This article will help MarkLogic Administrators to monitor the health of their MarkLogic cluster. By studying the attached scripts, you will learn how to find out which hosts are down and which forests have failed over, enabling you to take the necessary recovery actions.
On a separate Linux host (not a member of the cluster), download the file attachments from this article, making sure that they all reside within the same directory.
Here is a general description of each file:
cluster-name.conf - Example configuration file used by script. Configures information for monitoring one ML cluster.
ml-ck-for-life.sh - A very simple, low-load check that all the nodes of a cluster are up and running.
ml-ck-for-health.sh - A more detailed check for essential cluster functionality with alerting (paging and/or emails to DBAs) if warranted. This script relies on at least one external XQuery file (mon-report-failed-over-forests.xqy) and makes use of the REST MGMT API as well as REST XQuery requests.

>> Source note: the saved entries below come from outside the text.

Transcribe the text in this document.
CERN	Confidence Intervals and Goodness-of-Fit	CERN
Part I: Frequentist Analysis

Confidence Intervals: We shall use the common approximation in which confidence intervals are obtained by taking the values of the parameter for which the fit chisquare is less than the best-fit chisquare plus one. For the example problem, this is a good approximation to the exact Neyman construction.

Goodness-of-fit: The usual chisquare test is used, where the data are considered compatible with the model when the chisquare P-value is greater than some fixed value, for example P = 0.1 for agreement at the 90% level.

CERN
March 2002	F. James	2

mon-report-failed-over-forests.xqy - External XQuery file used by ml-ck-for-health.sh
Preparing the CONF File for Use on Your Cluster
Before running the scripts, the
cluster-name.conf needs to be customized for your specific cluster. Start by changing the file name to match the name of your cluster, e.g.,
$ mv cluster-name.conf some-other-name.conf
some-other-name" is the actual name of the cluster, or of the application that is hosted on that cluster.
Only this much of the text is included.